How to validate and confirm the memory leak in the vxconfigd process on Solaris has been addressed
This procedure uses the "libumem" feature of the Solaris Operating System, the feature was first made available in Solaris 9 Update 3, hence this approach can not be employed on a Solaris server prior to this version.
libumem is a library, developed by Sun, that is used to track memory allocations of userland processes and as such, can be used to help identify memory leaks.
The process requires that the VxVM daemon vxconfigd be stopped and restarted in order for the libumem feature to be used.
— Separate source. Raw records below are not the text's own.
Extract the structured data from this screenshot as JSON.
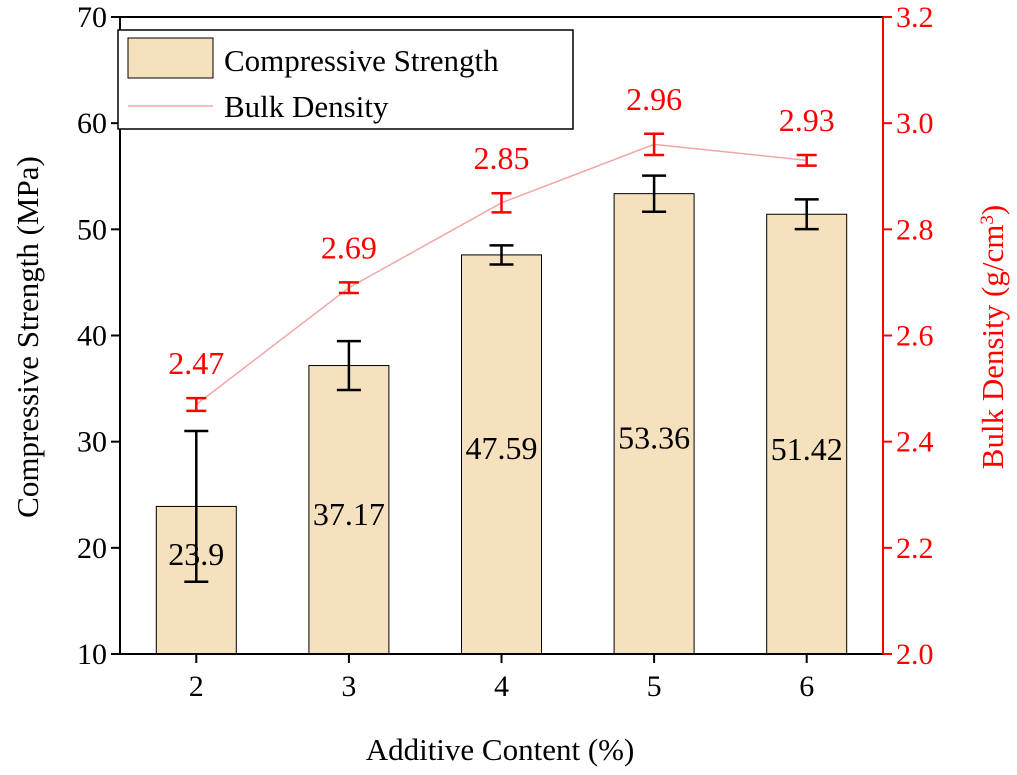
{
  "chart_data": {
    "type": "bar",
    "xlabel": "Additive Content (%)",
    "ylabel_left": "Compressive Strength (MPa)",
    "ylabel_right_prefix": "Bulk Density (g/cm",
    "ylabel_right_sup": "3",
    "ylabel_right_suffix": ")",
    "categories": [
      "2",
      "3",
      "4",
      "5",
      "6"
    ],
    "y_left": {
      "range": [
        10,
        70
      ],
      "ticks": [
        "10",
        "20",
        "30",
        "40",
        "50",
        "60",
        "70"
      ]
    },
    "y_right": {
      "range": [
        2.0,
        3.2
      ],
      "ticks": [
        "2.0",
        "2.2",
        "2.4",
        "2.6",
        "2.8",
        "3.0",
        "3.2"
      ]
    },
    "series": [
      {
        "name": "Compressive Strength",
        "kind": "bar",
        "axis": "left",
        "values": [
          23.9,
          37.17,
          47.59,
          53.36,
          51.42
        ],
        "value_labels": [
          "23.9",
          "37.17",
          "47.59",
          "53.36",
          "51.42"
        ],
        "error": [
          7.1,
          2.3,
          0.9,
          1.7,
          1.4
        ],
        "color": "#f5e1bd",
        "edge_color": "#000000"
      },
      {
        "name": "Bulk Density",
        "kind": "line",
        "axis": "right",
        "values": [
          2.47,
          2.69,
          2.85,
          2.96,
          2.93
        ],
        "value_labels": [
          "2.47",
          "2.69",
          "2.85",
          "2.96",
          "2.93"
        ],
        "error": [
          0.012,
          0.01,
          0.018,
          0.02,
          0.01
        ],
        "color": "#ff0000",
        "line_color": "#f4a6a6"
      }
    ],
    "legend_position": "top-left",
    "grid": false
  }
}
Ensure that any applications that make use of vxconfigd will not be disrupted whilst the below procedure is carried out.
For example, it is recommended to freeze all related "Service Groups" if Veritas Cluster Server (VCS) is in use.
Check that vxconfigd is not carrying out any tasks (with vxtask list) prior to implementing this procedure.
1.] Stop the VxVM daemon "vxconfigd".
# vxdctl stop
# vxdctl mode
mode: not-running
2.] Make a copy of the current vxconfigd binary, and rename it as shown below.
# cd /sbin
# ls -al vxconfigd*
-r-xr-xr-x 1 root sys 5594248 Apr 5 20:05 vxconfigd
-r-xr-xr-x 1 root sys 5808760 Jan 14 06:10 vxconfigd.orig
-r-xr-xr-x 1 root sys 5594248 Apr 5 20:05 vxconfigd.SunOS_5.10
-r-xr-xr-x 1 root sys 7246072 Apr 5 20:28 vxconfigd.SunOS_5.9
# cp vxconfigd vxconfigd.version # plesae replace "version" with the current VxVM number
# mv vxconfigd vxconfigd.orig
3.] Create the libumem wrapper script.
# vi vxconfigd
- Add the following line entry to the file:
UMEM_DEBUG=default UMEM_LOGGING=transaction LD_PRELOAD=libumem.so.1 /sbin/vxconfigd.orig $*
- Write and quit the file.
# cat vxconfigd
UMEM_DEBUG=default UMEM_LOGGING=transaction LD_PRELOAD=libumem.so.1 /sbin/vxconfigd.orig $*
# chmod 555 vxconfigd
# chown root:sys vxconfigd
4.] Restart the VXVM process using the vxconfigd wrapper script, which calls the renamed vxconfigd.orig binary.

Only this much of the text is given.